La semana pasada el arte se apoderó de Bogotá. Como siempre, fue una buena oportunidad para los artistas, para los coleccionistas y para quienes, aunque no podemos comprar lo que más nos gusta, como ese cuadro de Manolo Valdés que adoraría tener en mi casa, disfrutamos del arte. Sin embargo, no es de la cruda dinámica del mercado de lo que quiero hablar sino de dos propuestas que me emocionaron hasta los huesos.

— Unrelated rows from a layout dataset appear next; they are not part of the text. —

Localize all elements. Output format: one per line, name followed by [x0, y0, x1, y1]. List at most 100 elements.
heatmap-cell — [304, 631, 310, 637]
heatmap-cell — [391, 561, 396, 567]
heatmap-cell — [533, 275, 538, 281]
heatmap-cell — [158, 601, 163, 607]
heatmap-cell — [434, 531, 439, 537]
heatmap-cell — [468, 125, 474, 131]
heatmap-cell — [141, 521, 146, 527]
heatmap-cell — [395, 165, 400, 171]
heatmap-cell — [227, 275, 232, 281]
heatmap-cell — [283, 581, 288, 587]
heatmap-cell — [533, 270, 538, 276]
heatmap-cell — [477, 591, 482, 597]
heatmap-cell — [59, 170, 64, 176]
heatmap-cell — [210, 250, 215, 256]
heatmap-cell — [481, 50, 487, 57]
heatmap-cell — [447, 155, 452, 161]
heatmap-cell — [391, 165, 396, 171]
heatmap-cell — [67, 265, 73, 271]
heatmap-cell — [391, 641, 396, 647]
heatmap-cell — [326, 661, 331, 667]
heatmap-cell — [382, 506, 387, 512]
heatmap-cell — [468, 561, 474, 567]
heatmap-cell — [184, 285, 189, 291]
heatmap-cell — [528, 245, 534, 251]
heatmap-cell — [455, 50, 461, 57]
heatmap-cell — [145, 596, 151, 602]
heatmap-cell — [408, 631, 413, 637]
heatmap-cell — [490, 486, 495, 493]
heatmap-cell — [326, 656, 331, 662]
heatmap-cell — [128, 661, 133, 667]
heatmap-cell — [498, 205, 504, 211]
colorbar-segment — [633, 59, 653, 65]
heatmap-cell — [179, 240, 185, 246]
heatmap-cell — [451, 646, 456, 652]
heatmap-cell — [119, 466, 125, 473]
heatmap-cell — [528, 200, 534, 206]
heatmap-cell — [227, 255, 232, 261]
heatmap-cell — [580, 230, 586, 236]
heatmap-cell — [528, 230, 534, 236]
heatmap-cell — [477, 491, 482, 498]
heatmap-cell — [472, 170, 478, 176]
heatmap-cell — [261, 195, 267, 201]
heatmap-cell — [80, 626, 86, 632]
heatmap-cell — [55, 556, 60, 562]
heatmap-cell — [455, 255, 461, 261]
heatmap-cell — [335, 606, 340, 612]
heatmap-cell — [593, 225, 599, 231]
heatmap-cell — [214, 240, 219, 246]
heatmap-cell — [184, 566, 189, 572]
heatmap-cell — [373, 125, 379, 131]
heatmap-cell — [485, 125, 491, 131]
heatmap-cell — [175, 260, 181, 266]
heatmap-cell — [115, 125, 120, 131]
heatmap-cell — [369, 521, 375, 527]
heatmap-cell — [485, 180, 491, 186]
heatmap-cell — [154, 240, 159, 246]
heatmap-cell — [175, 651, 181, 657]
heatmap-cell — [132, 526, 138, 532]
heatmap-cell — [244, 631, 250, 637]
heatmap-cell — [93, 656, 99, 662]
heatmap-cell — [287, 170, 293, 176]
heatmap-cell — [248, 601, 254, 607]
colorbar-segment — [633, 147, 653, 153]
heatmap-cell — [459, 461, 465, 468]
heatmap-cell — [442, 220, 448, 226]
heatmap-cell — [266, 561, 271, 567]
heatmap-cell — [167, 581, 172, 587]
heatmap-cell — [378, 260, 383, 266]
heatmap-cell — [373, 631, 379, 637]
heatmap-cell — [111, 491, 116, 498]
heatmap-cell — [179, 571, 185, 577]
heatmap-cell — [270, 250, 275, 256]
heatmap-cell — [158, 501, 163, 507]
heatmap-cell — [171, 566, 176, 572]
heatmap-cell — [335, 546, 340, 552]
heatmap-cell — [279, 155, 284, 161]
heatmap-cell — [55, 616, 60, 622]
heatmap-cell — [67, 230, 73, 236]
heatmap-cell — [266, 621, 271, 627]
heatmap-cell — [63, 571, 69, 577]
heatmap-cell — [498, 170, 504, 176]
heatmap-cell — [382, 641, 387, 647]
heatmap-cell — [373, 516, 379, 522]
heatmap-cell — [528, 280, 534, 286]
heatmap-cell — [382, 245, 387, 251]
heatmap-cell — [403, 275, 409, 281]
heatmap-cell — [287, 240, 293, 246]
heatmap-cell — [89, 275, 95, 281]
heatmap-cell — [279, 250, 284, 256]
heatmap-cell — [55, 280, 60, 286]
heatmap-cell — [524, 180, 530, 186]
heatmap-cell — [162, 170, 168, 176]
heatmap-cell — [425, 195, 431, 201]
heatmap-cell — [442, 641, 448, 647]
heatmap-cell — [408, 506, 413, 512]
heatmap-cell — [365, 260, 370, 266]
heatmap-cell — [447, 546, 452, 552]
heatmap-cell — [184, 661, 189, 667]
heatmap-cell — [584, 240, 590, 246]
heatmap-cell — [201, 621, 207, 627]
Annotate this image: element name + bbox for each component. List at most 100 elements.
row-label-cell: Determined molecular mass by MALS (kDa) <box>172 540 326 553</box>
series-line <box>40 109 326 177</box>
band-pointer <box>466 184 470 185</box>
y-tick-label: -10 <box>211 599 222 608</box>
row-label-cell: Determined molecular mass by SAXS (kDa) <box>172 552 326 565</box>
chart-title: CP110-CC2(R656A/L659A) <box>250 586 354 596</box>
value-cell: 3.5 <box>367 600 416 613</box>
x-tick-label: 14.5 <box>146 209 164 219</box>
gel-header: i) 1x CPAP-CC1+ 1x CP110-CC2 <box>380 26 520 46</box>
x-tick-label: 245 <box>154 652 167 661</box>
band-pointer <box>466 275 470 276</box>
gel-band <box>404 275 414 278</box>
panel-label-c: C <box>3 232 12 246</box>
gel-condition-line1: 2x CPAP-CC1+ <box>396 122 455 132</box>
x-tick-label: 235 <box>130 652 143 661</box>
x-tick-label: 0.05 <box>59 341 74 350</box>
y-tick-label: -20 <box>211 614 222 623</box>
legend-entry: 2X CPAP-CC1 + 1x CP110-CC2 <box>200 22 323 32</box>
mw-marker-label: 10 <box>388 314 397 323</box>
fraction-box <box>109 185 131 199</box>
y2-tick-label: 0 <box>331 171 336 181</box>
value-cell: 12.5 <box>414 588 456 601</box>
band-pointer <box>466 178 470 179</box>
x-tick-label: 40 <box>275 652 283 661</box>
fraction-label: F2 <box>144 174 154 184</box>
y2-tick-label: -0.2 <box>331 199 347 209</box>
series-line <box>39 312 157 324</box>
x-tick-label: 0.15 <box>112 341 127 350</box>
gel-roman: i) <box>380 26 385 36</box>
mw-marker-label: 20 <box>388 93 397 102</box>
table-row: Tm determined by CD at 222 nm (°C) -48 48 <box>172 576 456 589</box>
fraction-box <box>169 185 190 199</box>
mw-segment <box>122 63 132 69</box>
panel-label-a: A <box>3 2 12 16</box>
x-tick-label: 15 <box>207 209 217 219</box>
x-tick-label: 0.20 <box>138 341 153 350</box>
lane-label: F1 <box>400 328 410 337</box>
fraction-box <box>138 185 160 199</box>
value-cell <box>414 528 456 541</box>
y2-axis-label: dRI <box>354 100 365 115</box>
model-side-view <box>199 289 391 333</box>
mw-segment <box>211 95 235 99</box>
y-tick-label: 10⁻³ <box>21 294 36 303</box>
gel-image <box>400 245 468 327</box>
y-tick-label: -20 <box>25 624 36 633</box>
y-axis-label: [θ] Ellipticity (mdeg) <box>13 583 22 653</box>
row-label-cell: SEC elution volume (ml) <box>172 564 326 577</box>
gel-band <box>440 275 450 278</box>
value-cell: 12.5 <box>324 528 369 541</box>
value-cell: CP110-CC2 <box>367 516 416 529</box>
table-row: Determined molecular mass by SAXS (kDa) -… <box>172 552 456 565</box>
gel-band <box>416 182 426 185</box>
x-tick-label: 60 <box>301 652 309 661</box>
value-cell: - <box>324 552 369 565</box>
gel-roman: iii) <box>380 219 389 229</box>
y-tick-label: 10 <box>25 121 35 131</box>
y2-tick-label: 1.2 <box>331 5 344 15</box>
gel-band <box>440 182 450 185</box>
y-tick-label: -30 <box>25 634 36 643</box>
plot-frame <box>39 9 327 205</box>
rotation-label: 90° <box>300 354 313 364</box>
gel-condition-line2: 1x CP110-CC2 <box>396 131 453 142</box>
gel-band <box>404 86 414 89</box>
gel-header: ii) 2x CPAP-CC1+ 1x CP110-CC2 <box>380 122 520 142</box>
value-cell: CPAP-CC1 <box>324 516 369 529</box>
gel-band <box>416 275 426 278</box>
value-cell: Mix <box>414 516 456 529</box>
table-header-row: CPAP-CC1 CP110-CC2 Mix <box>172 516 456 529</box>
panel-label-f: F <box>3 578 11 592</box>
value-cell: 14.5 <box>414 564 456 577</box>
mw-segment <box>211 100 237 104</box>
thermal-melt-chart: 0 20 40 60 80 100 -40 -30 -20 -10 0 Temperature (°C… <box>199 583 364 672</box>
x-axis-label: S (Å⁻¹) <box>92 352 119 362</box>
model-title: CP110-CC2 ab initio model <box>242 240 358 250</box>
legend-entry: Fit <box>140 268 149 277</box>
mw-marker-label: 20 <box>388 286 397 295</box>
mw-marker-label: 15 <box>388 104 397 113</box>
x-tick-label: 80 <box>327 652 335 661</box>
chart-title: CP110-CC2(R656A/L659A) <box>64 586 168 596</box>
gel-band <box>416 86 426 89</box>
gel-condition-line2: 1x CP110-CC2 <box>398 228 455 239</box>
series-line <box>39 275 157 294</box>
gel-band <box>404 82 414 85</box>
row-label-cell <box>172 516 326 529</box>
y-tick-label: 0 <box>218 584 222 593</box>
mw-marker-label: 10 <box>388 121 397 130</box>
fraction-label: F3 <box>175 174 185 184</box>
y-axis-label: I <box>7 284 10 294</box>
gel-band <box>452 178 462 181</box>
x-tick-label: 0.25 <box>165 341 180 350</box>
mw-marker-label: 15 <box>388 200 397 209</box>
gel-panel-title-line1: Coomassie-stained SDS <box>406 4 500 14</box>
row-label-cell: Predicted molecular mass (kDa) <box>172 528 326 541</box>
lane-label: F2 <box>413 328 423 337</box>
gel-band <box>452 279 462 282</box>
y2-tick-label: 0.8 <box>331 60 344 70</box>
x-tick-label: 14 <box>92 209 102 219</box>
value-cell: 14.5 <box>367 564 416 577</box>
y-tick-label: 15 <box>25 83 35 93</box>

La primera fue ver la obra del grandioso Norman Mejía en la sección de Referentes de ARTBO. Su pintura visceral y honesta es una de las manifestaciones más auténticas que he conocido en el arte colombiano. Norman me enseñó mucho sobre la libertad. Aunque hubiera podido escoger el camino fácil, prefirió no hacer concesiones, no cedió ante el mercado y los coleccionistas, fue fiel a sí mismo y a su pintura, y eso le costó. “No me importa quedar mal porque para quedar bien tendría que quedar mal conmigo mismo”, me dijo alguna vez. Poner su obra en Referentes es empezar a darle el merecido lugar que le corresponde. Ojalá no sea el único paso, ojalá pronto tengamos una retrospectiva de su obra y un libro, que lastimosamente aún no existe. Que su obra maravillosa, sacrílega, sagrada y monstruosa se quede para siempre entre nosotros.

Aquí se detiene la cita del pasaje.